А Поликарпов подвел итог своему рассказу:

– Неудачную попытку пересечь границу я уже описал… Ох и свинцовые же были времена, это нынче езжай куда хочешь, вывози что пожелаешь. Петрова убили, тебя, Рунов, быстро вычислили и задержали, Ольга выпала из окна. В общем, на скамье подсудимых оказался только один человек – Олег Рунов. Он получил свой срок только за попытку угона самолета, потому что история с Евангелием тогда так и не всплыла, и с тремя трупами на совести честно отправился в зону. Там он оттрубил восемь лет, а мысли-то были все о бесследно исчезнувшем раритете. Где же Евангелие, думал он, где? И как только вышел на свободу, принялся снова его искать, но безрезультатно. Здесь его дорожка невзначай, как ему показалось, пересеклась с дорожкой… ах нет, с широким проспектом жизни мэтра Корчинского. Они организовали совместную фирмочку под названием «Колорит», и эта звучная вывеска в действительности всего лишь украшает прачечную по отмывке грязных денежек. Точнее, до сих пор прикрывала.

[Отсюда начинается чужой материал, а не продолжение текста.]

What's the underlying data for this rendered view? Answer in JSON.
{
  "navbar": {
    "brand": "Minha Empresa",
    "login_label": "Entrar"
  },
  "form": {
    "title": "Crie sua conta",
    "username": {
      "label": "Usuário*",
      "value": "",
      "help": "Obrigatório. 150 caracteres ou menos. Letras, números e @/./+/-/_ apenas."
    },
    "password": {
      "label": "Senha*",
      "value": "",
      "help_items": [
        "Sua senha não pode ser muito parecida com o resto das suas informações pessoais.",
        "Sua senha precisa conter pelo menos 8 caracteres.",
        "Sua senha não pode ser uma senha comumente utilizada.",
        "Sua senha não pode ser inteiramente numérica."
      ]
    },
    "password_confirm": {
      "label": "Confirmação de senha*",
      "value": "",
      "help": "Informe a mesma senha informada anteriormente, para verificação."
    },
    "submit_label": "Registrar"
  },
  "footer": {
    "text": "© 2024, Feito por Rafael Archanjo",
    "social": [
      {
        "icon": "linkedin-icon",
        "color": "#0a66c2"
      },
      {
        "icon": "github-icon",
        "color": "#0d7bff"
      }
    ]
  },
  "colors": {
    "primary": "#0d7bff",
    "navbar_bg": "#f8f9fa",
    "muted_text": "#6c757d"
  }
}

– Почему вы сказали, будто мне показалось, что наши дорожки пересеклись впервые? – хриплым голосом произнес Рунов.

– Фу, какой непонятливый! – Поликарпов снова со значением мне подмигнул. – Да потому, что вы еще десять лет назад перебежали дорожку господину Корчинскому, который тогда тоже имел виды на Евангелие. Скорее всего уже и покупателя подобрал, не исключено, что и аванс получил… Ему-то, пересекающему государственную границу по нескольку раз в году, вывезти реликвию было проще, к тому же у него давно имелись налаженные каналы. И вдруг какой-то сопляк, мальчишка, вчерашний выпускник художественного училища его опережает! Потому-то Корчинский и послал двух своих крепких парней к Ольге. Они просто хотели ее вежливо расспросить о пропавшем Евангелии, да, перестаравшись, уронили с пятого этажа…

– Ну, а Евангелие, где Евангелие? – вскричали одновременно Рунов и Корчинский.

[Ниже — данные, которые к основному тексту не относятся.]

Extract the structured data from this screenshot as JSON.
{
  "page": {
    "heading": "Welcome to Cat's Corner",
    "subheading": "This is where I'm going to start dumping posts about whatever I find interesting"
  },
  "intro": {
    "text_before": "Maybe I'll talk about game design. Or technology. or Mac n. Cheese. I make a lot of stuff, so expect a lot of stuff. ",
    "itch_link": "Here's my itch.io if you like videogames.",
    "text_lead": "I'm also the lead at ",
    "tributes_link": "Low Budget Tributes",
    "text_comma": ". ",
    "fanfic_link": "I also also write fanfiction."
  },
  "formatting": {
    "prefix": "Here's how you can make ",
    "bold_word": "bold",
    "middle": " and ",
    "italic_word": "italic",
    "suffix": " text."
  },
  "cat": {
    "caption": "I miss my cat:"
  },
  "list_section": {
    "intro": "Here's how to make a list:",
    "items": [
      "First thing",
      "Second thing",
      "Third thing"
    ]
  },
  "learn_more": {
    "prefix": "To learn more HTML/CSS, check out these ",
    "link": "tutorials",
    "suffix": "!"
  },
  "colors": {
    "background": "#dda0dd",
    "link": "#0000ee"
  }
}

– А его нет и никогда не было, – равнодушно пожал плечами Поликарпов. – Вот мы и вернулись к самому началу нашей содержательной беседы. Я уже говорил, что существование реликвий, упоминавшихся в летописях, никем не доказано, историки о них все еще спорят и будут спорить долго.

– А чаша из черепа Святослава? – вырвалось у меня.

Он одарил меня печальной улыбкой:

– Вот чаша есть, а Евангелия нет. Что делать, не повезло. Олега Рунова подвела буйная фантазия Ольги. Не исключаю, что она просто хотела таким образом привлечь его внимание к себе, но слишком поздно поняла истинную причину его интереса к своей персоне. Думаю, она его по-настоящему любила.

ГЛАВА 15

Мои мозги с неимоверным трудом переварили всю эту лавиной обрушившуюся на меня информацию, и если бы только с трудом, а то еще и с риском в любую минуту вскипеть, как чайник на плите. А при чем тут, собственно, я, зачем меня-то втянули в этот жуткий триллер? Тут я вспомнила об убитом мною Карене, и меня опять замутило.

– Думаете, что это все? – спросила я Поликарпова. – Ну а мне кто-нибудь объяснит, как я-то оказалась в этой заварухе?

Рунов и Корчинский уставились на меня, точно на глухонемую, неожиданно обретшую дар речи. Уж кого-кого, а меня здесь меньше всего принимали во внимание.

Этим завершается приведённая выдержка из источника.